Factchecker is of course correct in asking for the metrics & indeed lessons learned from any of the Covid Support loan packages. The fact is that the new broom has no due diligence results to consider but an expectant electorate to please. More & more soundbytes such as "Change", Delivery at pace" & "need to get things done". The new broom however seems to be sweeping the problem under the carpet and like many previous Labour Governments, pretending that they are starting with a blank sheet of paper because " whatever historical problems we face they are not of our making" Having a newly aligned central business finance house will only provide a form of ( probably very poor) oversight of the 40+ banks & finance providers involved. We already know that oversight of the Bounce Back Scheme was microscopic & hence the raft of liquidations which followed. Directors of SME's who took huge sums across numerous companies but drew the cash out never to be seen again. The best case I have seen was a group of companies in which every company caimed a BBL, they claimed furlough support for a large number of staff but HMRC never received any PAYE or NIC for almost 3 years running up a debt of >400k.
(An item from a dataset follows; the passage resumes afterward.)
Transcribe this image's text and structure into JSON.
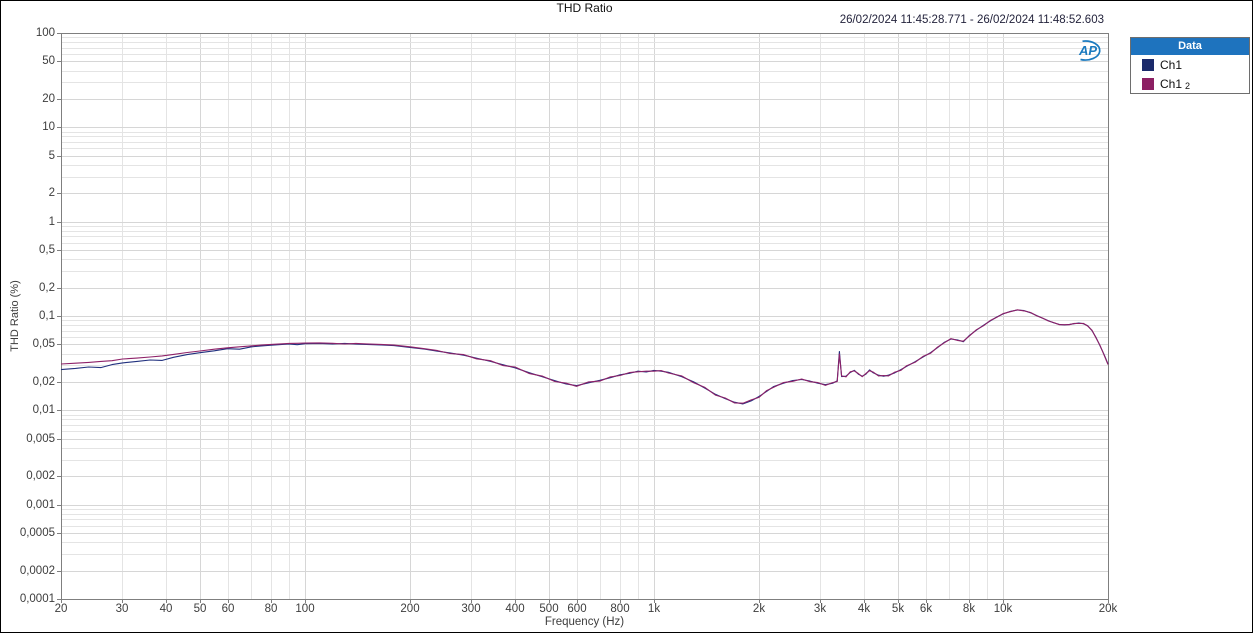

There was no oversight until a liquidator undertook an investigation too late in the day. If the 41+ funders in a scheme are not capable of properly monitoring their lending then what the hell are they doing? It doesn't need a tier of highly paid, part time , probably ex-city bankers to mop up a tranche of money for the privelege of signing off reports which they don't understand. Perhaps the next idea will be a Money Tsar? ( A term introduced during the Blair Government)

Thanks (1)
Replying to sherodwilliams:
Rob Swan
By Rob Swan
12th Jul 2024 13:21

'Money Tsar'!!!

Nailed it sherodwilliams ;)
We heard it here first.

Anyone care to offer odds on favorites?